Publié le 17/05/2021 - 08:00

En 2020, Michel Maestrojuan a officiellement repris les rênes de l’exploitation familiale certifiée bio et constituée de 60 ha de céréales et d’un domaine viticole de 29 ha.

Il souhaite y promouvoir la biodiversité et peut-être profiter d’externalités positives pour ses cultures.
«Mon projet intègre l’agrandissement des linéaires de haies qui courent actuellement sur près de 3 km. Il y a trois ans, j’ai arrêté de broyer un talus sur lequel il y avait historiquement une haie, il y a plus de 50 ans. Sur ce tronçon de 100 mètres, j’ai misé sur la régénération naturelle. Des frênes, des chênes, des troènes, des ormeaux ont déjà conquis l’espace. Les essences sont variées et certains arbres dépassent les deux mètres de haut. Cet hiver, j’ai par ailleurs mis en place une haie Benjes sur 15 mètres », explique Michel Maestrojaun, exploitant de 60 ha de céréales et également vigneron propriétaire du domaine Entras, dans le Gers.

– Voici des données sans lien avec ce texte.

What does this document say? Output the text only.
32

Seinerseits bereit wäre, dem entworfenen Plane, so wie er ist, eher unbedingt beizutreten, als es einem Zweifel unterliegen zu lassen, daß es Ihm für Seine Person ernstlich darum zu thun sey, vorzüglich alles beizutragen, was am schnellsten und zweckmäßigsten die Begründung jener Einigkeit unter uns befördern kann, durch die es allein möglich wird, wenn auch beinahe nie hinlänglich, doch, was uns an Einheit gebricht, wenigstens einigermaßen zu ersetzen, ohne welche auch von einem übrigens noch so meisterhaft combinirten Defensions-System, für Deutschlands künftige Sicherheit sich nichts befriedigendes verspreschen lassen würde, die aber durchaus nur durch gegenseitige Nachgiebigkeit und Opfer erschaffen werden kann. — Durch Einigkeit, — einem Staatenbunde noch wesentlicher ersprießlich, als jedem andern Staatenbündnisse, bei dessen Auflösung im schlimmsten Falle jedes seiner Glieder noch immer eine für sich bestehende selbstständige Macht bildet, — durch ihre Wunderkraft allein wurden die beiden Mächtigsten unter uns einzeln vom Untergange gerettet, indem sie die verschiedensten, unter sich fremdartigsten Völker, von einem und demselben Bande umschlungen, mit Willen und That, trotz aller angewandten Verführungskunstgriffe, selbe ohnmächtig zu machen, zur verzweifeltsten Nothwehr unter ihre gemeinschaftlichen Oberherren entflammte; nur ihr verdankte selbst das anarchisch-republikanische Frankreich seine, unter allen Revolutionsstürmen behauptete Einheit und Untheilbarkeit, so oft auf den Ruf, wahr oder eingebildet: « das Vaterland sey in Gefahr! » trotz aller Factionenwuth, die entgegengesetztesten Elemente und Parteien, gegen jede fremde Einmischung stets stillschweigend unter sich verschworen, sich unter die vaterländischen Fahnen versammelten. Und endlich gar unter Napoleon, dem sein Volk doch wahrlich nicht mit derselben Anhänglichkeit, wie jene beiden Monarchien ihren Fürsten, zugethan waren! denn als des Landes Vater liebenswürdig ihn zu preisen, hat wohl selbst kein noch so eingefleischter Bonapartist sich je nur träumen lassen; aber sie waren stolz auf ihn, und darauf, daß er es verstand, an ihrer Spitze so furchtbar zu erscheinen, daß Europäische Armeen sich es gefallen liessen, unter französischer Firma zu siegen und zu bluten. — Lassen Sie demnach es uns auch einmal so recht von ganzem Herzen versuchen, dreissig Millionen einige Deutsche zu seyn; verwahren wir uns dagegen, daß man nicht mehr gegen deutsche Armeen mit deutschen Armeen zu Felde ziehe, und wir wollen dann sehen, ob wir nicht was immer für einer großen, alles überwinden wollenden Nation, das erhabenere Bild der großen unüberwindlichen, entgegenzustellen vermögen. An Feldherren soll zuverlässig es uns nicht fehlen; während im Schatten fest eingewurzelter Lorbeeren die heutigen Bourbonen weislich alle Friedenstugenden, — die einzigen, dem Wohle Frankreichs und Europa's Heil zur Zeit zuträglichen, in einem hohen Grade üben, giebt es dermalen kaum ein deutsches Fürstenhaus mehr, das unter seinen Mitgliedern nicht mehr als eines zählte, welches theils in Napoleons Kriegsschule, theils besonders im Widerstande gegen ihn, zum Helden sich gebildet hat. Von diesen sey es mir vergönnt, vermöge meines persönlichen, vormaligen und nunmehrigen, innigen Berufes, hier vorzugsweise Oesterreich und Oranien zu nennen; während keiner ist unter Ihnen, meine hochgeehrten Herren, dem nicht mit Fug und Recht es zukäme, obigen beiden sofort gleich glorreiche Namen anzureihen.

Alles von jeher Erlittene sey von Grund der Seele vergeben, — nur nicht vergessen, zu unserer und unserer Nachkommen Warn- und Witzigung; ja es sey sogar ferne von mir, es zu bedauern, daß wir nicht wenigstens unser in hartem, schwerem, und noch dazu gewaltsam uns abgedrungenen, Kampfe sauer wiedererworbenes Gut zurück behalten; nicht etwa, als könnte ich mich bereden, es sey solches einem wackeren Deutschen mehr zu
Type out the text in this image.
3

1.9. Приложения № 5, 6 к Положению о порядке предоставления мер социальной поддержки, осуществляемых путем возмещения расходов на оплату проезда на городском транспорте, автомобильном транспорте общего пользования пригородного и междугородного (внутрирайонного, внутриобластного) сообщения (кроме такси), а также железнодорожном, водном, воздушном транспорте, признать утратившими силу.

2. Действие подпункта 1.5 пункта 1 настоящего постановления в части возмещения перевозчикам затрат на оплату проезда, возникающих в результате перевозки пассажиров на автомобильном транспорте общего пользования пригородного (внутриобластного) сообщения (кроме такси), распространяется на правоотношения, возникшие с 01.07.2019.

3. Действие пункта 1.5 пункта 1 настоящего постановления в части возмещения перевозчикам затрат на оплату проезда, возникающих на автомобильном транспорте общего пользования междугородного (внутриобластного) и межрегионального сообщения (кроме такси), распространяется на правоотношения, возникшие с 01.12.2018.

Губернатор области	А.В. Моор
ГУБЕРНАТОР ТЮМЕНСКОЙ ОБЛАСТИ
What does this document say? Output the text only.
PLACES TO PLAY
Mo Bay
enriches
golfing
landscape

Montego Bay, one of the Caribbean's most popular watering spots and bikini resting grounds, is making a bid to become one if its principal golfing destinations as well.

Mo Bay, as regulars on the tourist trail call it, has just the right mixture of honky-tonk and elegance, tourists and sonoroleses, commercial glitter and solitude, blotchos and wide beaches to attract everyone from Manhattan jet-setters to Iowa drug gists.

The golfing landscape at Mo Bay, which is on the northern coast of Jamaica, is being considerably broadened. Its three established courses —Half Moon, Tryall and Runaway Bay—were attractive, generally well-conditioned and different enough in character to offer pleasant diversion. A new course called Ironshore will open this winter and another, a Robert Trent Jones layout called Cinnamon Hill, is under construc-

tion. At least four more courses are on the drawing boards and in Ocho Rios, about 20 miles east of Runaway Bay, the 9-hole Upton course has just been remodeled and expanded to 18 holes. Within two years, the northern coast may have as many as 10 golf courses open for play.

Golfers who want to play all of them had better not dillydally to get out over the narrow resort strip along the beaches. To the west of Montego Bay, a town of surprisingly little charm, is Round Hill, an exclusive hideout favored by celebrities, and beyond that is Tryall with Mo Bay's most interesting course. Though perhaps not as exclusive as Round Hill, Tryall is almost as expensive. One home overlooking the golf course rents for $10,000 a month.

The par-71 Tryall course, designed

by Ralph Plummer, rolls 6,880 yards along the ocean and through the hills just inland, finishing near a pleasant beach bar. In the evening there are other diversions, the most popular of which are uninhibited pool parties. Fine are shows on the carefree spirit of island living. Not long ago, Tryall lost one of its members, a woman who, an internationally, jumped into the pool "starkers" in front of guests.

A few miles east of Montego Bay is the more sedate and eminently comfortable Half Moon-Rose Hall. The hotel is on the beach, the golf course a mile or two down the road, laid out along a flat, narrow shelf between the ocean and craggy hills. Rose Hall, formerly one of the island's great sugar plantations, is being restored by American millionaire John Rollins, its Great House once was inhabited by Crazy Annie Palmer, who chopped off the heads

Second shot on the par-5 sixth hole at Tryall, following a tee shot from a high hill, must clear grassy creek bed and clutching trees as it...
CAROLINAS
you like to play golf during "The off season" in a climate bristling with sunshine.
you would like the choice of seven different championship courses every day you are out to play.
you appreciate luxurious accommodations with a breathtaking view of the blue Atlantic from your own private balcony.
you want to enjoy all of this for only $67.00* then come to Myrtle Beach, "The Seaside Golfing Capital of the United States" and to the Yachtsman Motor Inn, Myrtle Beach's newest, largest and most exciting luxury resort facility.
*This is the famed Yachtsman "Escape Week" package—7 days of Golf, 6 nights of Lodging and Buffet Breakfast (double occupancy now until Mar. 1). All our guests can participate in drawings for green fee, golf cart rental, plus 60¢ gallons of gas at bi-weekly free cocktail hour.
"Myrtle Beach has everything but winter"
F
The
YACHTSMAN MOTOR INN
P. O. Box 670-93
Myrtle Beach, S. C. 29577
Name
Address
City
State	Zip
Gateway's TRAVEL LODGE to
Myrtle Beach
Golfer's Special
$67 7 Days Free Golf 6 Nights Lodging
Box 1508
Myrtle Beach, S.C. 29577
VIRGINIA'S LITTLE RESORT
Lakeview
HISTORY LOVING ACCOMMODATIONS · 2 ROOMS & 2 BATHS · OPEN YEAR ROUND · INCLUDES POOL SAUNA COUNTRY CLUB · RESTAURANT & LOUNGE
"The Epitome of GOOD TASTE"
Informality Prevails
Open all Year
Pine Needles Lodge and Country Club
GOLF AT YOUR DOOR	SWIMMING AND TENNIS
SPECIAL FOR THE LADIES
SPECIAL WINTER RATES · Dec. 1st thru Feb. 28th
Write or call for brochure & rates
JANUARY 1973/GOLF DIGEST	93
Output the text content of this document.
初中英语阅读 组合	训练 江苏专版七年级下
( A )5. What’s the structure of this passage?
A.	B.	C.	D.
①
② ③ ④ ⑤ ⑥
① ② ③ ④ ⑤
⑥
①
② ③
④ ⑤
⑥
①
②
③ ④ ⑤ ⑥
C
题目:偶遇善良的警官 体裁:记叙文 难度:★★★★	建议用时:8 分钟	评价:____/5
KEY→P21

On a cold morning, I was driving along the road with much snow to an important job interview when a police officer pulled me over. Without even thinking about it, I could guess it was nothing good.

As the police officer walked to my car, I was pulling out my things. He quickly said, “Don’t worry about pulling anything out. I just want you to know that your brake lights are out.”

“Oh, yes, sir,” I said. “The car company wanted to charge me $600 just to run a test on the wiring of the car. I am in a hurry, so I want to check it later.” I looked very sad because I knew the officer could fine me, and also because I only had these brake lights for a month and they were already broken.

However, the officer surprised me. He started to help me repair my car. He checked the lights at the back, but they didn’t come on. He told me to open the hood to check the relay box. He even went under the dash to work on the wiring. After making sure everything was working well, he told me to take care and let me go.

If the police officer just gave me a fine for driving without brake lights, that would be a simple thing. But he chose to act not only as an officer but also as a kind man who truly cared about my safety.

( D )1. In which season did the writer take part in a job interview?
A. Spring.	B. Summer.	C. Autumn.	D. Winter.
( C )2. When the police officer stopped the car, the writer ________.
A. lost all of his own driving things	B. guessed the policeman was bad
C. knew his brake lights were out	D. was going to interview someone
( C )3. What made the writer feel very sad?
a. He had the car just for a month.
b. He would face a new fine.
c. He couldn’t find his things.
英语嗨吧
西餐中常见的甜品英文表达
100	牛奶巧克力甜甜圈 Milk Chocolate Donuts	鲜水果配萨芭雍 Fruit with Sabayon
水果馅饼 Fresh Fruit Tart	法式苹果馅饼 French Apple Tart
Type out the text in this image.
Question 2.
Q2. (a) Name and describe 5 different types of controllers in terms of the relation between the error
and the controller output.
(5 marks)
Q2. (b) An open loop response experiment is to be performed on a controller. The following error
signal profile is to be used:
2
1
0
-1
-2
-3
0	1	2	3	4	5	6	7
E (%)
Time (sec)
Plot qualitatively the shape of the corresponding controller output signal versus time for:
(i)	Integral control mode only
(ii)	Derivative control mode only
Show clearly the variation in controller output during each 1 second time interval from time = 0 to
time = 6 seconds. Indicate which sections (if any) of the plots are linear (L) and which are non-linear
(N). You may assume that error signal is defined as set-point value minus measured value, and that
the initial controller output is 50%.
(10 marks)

3,35 euros de reste à charge

La haie de Benjes, autrement appelée « une haie morte », est constituée de grandes branches d’arbre empilées et stabilisées par des pieux. L’idée est que les oiseaux, en se posant dessus, y défèquent des graines, futurs arbres et arbustes qui prendront la place de la structure ligneuse biodégradable et donc éphémère.
« Le concept est intéressant et je voulais le tester. Mais que le montage est fastidieux ! Il m’a fallu près de dix heures de travail. » À côté de ces deux modalités de régénération spontanée, le vigneron a planté 800 mètres de haies. « Arbre et Paysage 32 (AP 32) m’a accompagné pour trouver des aides, gérer l’administration des dossiers, commander les plants et me conseiller. Mon reste à charge était de 3,35 euros TTC le mètre linéaire desquels je peux déduire une aide complémentaire de 1 euro délivrée par la fédération des chasseurs. 2,35 € pour les plants, le paillage en amidon de maïs, les protections et le travail des techniciens de l’association ; c’est raisonnable. Mais ce coût ne prend pas en compte la préparation du sol et surtout la plantation. Heureusement, j’ai pu compter sur le soutien de cinq bénévoles mobilisés par AP 32 en renfort de mes cinq salariés. Le coût salarial de la journée de plantation a été divisé par deux et le chantier collectif s’est révélé un très bon moment de convivialité et de partage. Les haies et la vie qu’elles hébergent me réjouissent et m’encouragent à aller encore plus loin mais je n’omets pas la charge qu’elles représentent à l’entretien. Sur mon exploitation elles ne rapportent rien directement. J’attends qu’une aide soit créée pour rémunérer la séquestration carbone. Ce serait un moyen d’encourager à planter surtout dans les filières qui génèrent moins de valeur que la viticulture. »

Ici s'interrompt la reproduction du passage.